The goal of part one is to sum up the game ids where the games would be valid. A valid game is defined as any game where every set of reveals had fewer than 12 red cubes, 13 green cubes and 14 blue cubes. So, I defined a generic procedure for determining if a game was valid:

```
(define (game-ok? g proc)
(for/and ([s (in-list (game-sets g))])
(proc s)))
```

The `for/and`

form returns `#t`

when all of the iterations are
truthy and `#f`

otherwise. Next, we define a procedure representing the
valid condition for part 1:

```
(define (part1-ok? s)
(and
(<= (hash-ref s 'red 0) 12)
(<= (hash-ref s 'green 0) 13)
(<= (hash-ref s 'blue 0) 14)))
```

And, with that, we can put everything together:

```
(call-with-input-file "day02.txt"
(lambda (in)
(for*/sum ([line (in-lines in)]
[game (in-value (parse-game line))]
#:when (game-ok? game part1-ok?))
(game-id game))))
```

We use the `sum`

variant of `for*`

to sum up the valid game ids. The
`in-value`

form generates a sequence of one element representing
each game for each line and the body of the loop is skipped whenever
`game-ok?`

is false.

In part two, the problem is flipped on its head and we're asked to
find the minimum constraint that would make each game valid. That's
just a matter of iterating over every set in each game and keeping
track of the *maximum* number of blocks of each color:

```
(define (game-minimums g)
(for*/fold ([minimums (hasheq 'red 0 'green 0 'blue 0)])
([s (in-list (game-sets g))]
[c (in-list '(red green blue))])
(hash-update minimums c (λ (blocks) (max blocks (hash-ref s c 0))))))
```

For example:

```
> (game-minimums (parse-game "Game 5: 10 red, 3 blue; 10 green, 5 red"))
'#hasheq((blue . 3) (green . 10) (red . 10))
```

To compute the puzzle solution, we have to sum up the result of multiplying the number of colors in every game (its "power").

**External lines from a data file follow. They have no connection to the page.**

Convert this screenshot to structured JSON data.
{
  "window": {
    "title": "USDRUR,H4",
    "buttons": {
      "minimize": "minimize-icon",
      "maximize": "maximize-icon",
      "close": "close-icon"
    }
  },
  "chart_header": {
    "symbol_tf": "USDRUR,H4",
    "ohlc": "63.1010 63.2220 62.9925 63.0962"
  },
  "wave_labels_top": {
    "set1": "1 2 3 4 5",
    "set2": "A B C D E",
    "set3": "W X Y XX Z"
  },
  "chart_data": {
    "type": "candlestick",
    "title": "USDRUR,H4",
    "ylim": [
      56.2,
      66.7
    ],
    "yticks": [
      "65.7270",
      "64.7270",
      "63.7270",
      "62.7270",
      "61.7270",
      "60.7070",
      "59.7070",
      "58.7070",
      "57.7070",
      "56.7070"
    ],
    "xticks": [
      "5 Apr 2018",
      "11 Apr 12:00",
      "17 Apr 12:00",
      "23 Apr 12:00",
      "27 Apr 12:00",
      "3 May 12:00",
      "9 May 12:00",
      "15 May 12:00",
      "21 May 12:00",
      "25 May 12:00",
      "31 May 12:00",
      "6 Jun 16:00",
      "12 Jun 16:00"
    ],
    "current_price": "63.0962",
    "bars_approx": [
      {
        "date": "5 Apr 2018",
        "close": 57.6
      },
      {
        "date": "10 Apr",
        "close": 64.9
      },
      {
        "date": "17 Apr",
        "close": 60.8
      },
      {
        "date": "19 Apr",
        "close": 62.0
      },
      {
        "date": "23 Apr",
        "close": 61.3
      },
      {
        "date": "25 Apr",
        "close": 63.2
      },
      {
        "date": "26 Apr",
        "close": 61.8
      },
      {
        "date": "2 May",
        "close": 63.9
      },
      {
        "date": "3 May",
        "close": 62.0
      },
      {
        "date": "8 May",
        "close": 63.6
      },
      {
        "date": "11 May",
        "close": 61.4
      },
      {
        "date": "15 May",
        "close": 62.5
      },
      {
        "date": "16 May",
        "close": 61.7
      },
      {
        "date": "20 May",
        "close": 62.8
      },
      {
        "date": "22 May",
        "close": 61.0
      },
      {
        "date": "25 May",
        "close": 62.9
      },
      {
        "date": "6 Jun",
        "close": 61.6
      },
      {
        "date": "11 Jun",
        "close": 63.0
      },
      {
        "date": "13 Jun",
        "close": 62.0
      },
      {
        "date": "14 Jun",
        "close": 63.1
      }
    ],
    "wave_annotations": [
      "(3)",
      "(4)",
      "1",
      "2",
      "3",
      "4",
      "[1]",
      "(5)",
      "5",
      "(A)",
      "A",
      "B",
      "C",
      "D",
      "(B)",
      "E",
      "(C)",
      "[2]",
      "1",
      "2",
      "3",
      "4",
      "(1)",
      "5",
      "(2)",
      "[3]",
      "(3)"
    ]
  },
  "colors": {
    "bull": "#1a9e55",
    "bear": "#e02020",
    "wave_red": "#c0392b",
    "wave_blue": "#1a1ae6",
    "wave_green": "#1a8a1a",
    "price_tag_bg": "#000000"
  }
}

So, we define a procedure to compute a game's power:

```
(define (game-power g)
(apply * (hash-values (game-minimums g))))
```

Put it all together:

```
(call-with-input-file "day02.txt"
(lambda (in)
(for*/sum ([line (in-lines in)]
[game (in-value (parse-game line))])
(game-power game))))
```

And that's it for day two!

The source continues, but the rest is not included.